When traveling, it is easy to feel very disconnected from all that is familiar. In the past, I have made quite an effort to fit in when I have lived and traveled overseas. On this most recent voyage to France, I certainly want to speak French with as much ease and proper pronunciation as possible, but I also find that I feel more free to be myself. I don’t necessarily think of myself as solely an American. In fact, I have rarely felt like I “fit in” in the United States. I simply feel more at ease in my own skin and find myself worrying less about asking questions about culture, how to wrap a scarf in the French way, the meaning of a word. I don’t mind that people see me taking a photograph of every little detail. I like noticing the details.

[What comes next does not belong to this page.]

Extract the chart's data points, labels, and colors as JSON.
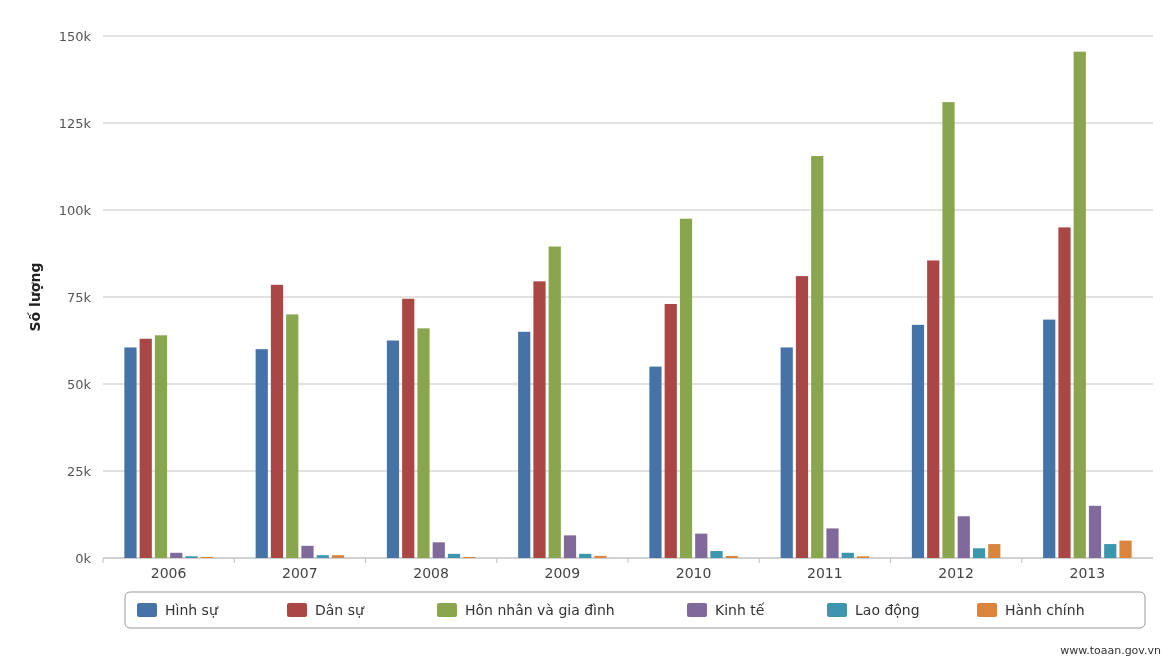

Of course, I am also realizing that it might be freeing to leave some of the details to the capacity of my memory and others to fate. My husband tells me that it might not be necessary to take a photograph every three steps as we walk through the city of Arles. I realize that I spend so much time trying to capture everything that I may be missing out on the experience of just being immersed in the beauty of the peeling paint, the fragments of stone walls, the awe of imagining growing up in a place with such history and just thinking of it as home.

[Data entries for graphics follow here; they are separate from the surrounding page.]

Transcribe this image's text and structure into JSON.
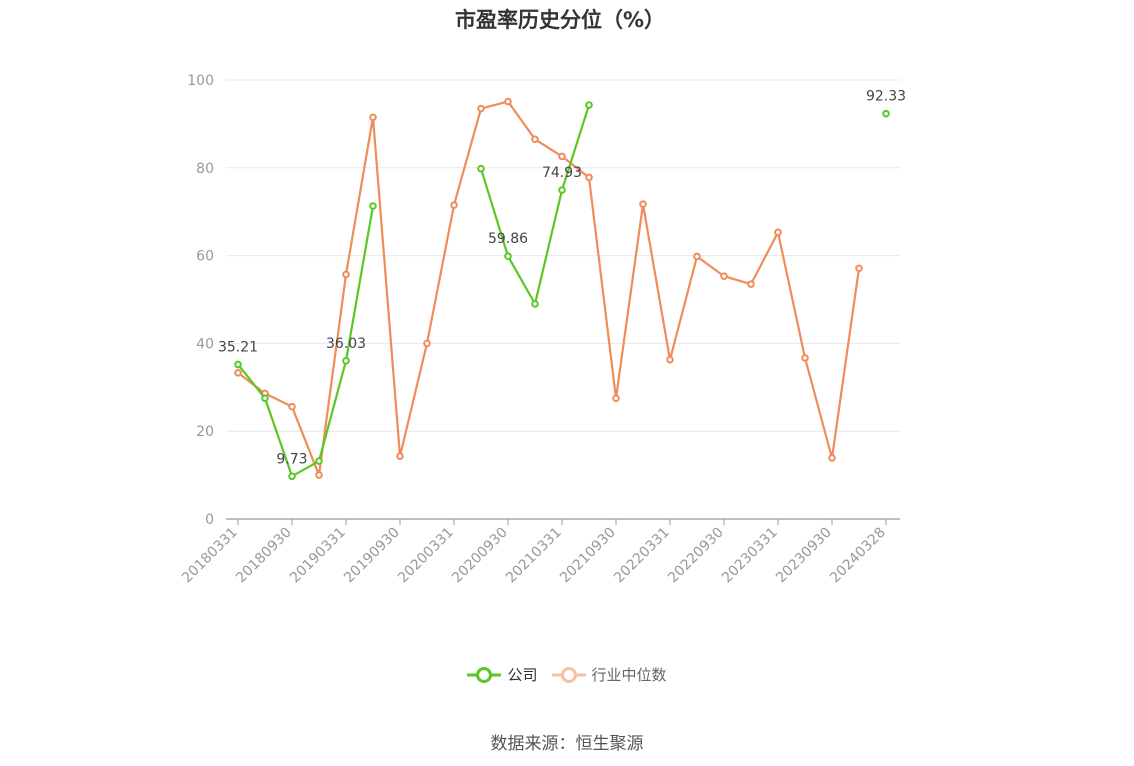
{
  "title": "市盈率历史分位（%）",
  "source": "数据来源：恒生聚源",
  "colors": {
    "company": "#5ac725",
    "industry": "#f08b5a",
    "industry_legend": "#f6c0a4",
    "grid": "#e6e8ef",
    "axis": "#999999",
    "tick_text": "#999999",
    "label_text": "#444444"
  },
  "chart_data": {
    "type": "line",
    "title": "市盈率历史分位（%）",
    "xlabel": "",
    "ylabel": "",
    "ylim": [
      0,
      100
    ],
    "yticks": [
      0,
      20,
      40,
      60,
      80,
      100
    ],
    "grid": true,
    "legend_position": "bottom",
    "categories": [
      "20180331",
      "20180630",
      "20180930",
      "20181231",
      "20190331",
      "20190630",
      "20190930",
      "20191231",
      "20200331",
      "20200630",
      "20200930",
      "20201231",
      "20210331",
      "20210630",
      "20210930",
      "20211231",
      "20220331",
      "20220630",
      "20220930",
      "20221231",
      "20230331",
      "20230630",
      "20230930",
      "20231231",
      "20240328"
    ],
    "x_tick_labels": [
      "20180331",
      "20180930",
      "20190331",
      "20190930",
      "20200331",
      "20200930",
      "20210331",
      "20210930",
      "20220331",
      "20220930",
      "20230331",
      "20230930",
      "20240328"
    ],
    "series": [
      {
        "name": "公司",
        "values": [
          35.21,
          27.5,
          9.73,
          13.2,
          36.03,
          71.3,
          null,
          null,
          null,
          79.8,
          59.86,
          49.0,
          74.93,
          94.3,
          null,
          null,
          null,
          null,
          null,
          null,
          null,
          null,
          null,
          null,
          92.33
        ],
        "data_labels": {
          "0": "35.21",
          "2": "9.73",
          "4": "36.03",
          "10": "59.86",
          "12": "74.93",
          "24": "92.33"
        }
      },
      {
        "name": "行业中位数",
        "values": [
          33.3,
          28.6,
          25.6,
          10.0,
          55.7,
          91.5,
          14.3,
          40.0,
          71.5,
          93.5,
          95.1,
          86.5,
          82.6,
          77.8,
          27.5,
          71.7,
          36.3,
          59.8,
          55.3,
          53.5,
          65.3,
          36.7,
          13.9,
          57.1,
          null
        ]
      }
    ]
  }
}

When I lived in Africa, after six months I felt like I was simply walking through the streets and markets of my home. Yet when I showed photographs of my life to friends and family, they would exclaim that it was as though I was living in a National Geographic magazine.
So, here I am taking photos of people’s everyday, trying to capture it all for my own personal National Geographic.
I also find myself struggling with wanting to buy the beautiful things I see: a pair of earrings, a skirt, a wind chime with a wren in metal on top.
There are so many things in the world; you cannot have them all. Perhaps, you should think of the National Park statement, leave only footprints, take only images, my husband tells me.
I know he is right, but I still want the wren chime.
I take a photo, and we continue walking.
I wonder if my desire to buy the beautiful things I see is connected to a desperate feeling of not wanting to regret anything in my life. I have this one opportunity to live, and I don’t want to miss out.
But I know that this concept, too, is beyond ridiculous. Each choice I make opens one door while closing another. And that is ok. It just is.
I see images of friends in foreign places and imagine their lives are more full than mine. But I know that each person makes some sacrifices for the life they choose to lead. I have made sacrifices to be where I am today, but I am better for it.
So now, I am working on sacrificing the very first world problem of keeping my life simple and light.